At the world’s center is a place between
the land and seas and the celestial regions
where the tripartite universe is joined;
from this point everything that’s anywhere
(no matter how far off) can be observed,
and every voice goes right into its ears.
Rumor lives here; she chose this house herself,
well-situated on a mountain top,
and added on some features of her own;
it has innumerable entrances
and a thousand apertures—but not one door:
by day and night it lies completely open.
It is constructed of resounding brass
that murmurs constantly and carries back
all that it hears, which it reiterates;
there is no quiet anywhere within,
and not a part of it is free from noise;
no clamor here, just whispered murmurings,
as of the ocean heard from far away,
or like the rumbling of thunder when
great Jupiter has made the dark clouds speak.

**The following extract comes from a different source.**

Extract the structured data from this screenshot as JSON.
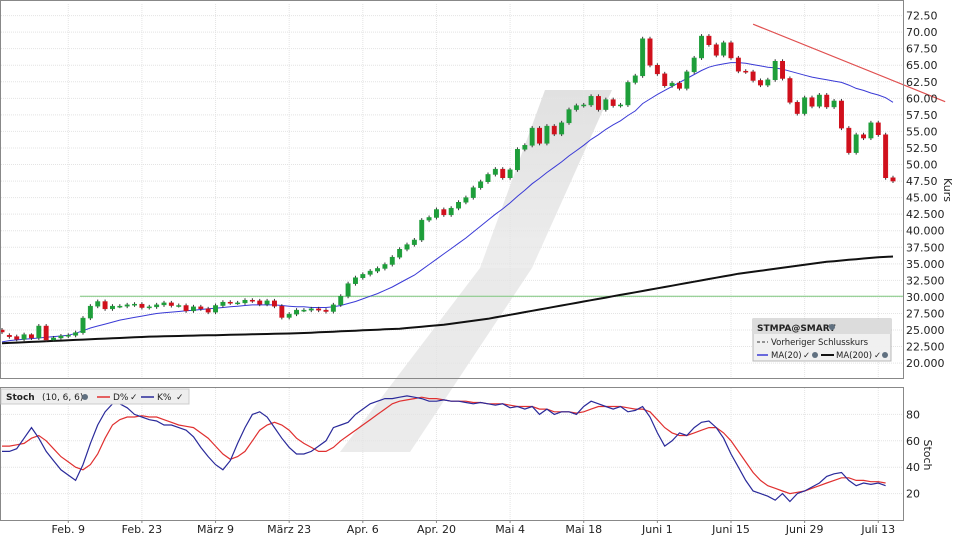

Crowds fill the entryway, a fickle mob
that comes and goes; and rumors everywhere,
thousands of fabrications mixed with fact,
wander the premises, while false reports
flit all about. Some fill their idle ears
with others’ words, and some go bearing tales
elsewhere, while everywhere the fictions grow,
as everyone adds on to what he’s heard.
Here are credulity and heedless error,
with empty joy and fearful consternation;
and here, with unexpected treachery,
are whispers of uncertain origin;
nothing that happens, whether here on earth
or in the heavens or the seas below,
is missed by Rumor as she sweeps the world.